Materials and methods

Consecutive patients undergoing basilar artery angioplasty and/or stenting due to symptomatic atherosclerotic stenosis were retrospectively included in this single-center study. Analyzed variables including demographic data, risk factors of atherosclerosis, symptoms, characteristics of imaging, and procedure factors were extracted from electronic health records or imaging data. The main outcome was perforator stroke associated with the procedure. Multivariate analysis that correlated factors with the occurrence of perforator stroke in these patients was performed.

Results

A total of 255 patients were included in the study. Perforator stroke associated with angioplasty and/or stenting was identified in 13 patients (5.1%).
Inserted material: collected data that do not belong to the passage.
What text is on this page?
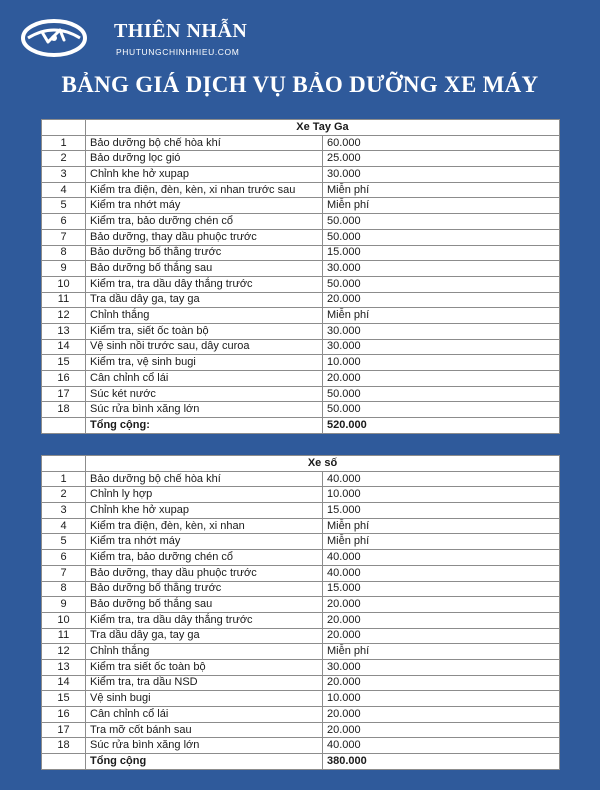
THIÊN NHẪN
PHUTUNGCHINHHIEU.COM
BẢNG GIÁ DỊCH VỤ BẢO DƯỠNG XE MÁY
	Xe Tay Ga	
1	Bảo dưỡng bộ chế hòa khí	60.000
2	Bảo dưỡng lọc gió	25.000
3	Chỉnh khe hở xupap	30.000
4	Kiểm tra điện, đèn, kèn, xi nhan trước sau	Miễn phí
5	Kiểm tra nhớt máy	Miễn phí
6	Kiểm tra, bảo dưỡng chén cổ	50.000
7	Bảo dưỡng, thay dầu phuộc trước	50.000
8	Bảo dưỡng bố thắng trước	15.000
9	Bảo dưỡng bố thắng sau	30.000
10	Kiểm tra, tra dầu dây thắng trước	50.000
11	Tra dầu dây ga, tay ga	20.000
12	Chỉnh thắng	Miễn phí
13	Kiểm tra, siết ốc toàn bộ	30.000
14	Vệ sinh nồi trước sau, dây curoa	30.000
15	Kiểm tra, vệ sinh bugi	10.000
16	Cân chỉnh cổ lái	20.000
17	Súc két nước	50.000
18	Súc rửa bình xăng lớn	50.000
	Tổng cộng:	520.000
	Xe số	
1	Bảo dưỡng bộ chế hòa khí	40.000
2	Chỉnh ly hợp	10.000
3	Chỉnh khe hở xupap	15.000
4	Kiểm tra điện, đèn, kèn, xi nhan	Miễn phí
5	Kiểm tra nhớt máy	Miễn phí
6	Kiểm tra, bảo dưỡng chén cổ	40.000
7	Bảo dưỡng, thay dầu phuộc trước	40.000
8	Bảo dưỡng bố thắng trước	15.000
9	Bảo dưỡng bố thắng sau	20.000
10	Kiểm tra, tra dầu dây thắng trước	20.000
11	Tra dầu dây ga, tay ga	20.000
12	Chỉnh thắng	Miễn phí
13	Kiểm tra siết ốc toàn bộ	30.000
14	Kiểm tra, tra dầu NSD	20.000
15	Vệ sinh bugi	10.000
16	Cân chỉnh cổ lái	20.000
17	Tra mỡ cốt bánh sau	20.000
18	Súc rửa bình xăng lớn	40.000
	Tổng cộng	380.000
Variables with significant correlation with post-procedural perforator stroke included diabetes (OR 6.496; 95% CI 1.741 to 24.241; p=0.005), time from last symptom to procedure <18 days (OR 5.669; 95% CI 1.174 to 27.371; p=0.031), and pre-procedure stenosis percentage <88.4% (OR 5.882; 95% CI 1.465 to 23.608; p=0.012).

Conclusions

Diabetes, time from last symptom to procedure, and pre-procedure stenosis percentage may be factors affecting the risk of perforator stroke associated with basilar artery angioplasty and/or stenting. These factors should be considered in planning of potential basilar artery angioplasty and/or stenting and prospectively evaluated in future multicenter trials.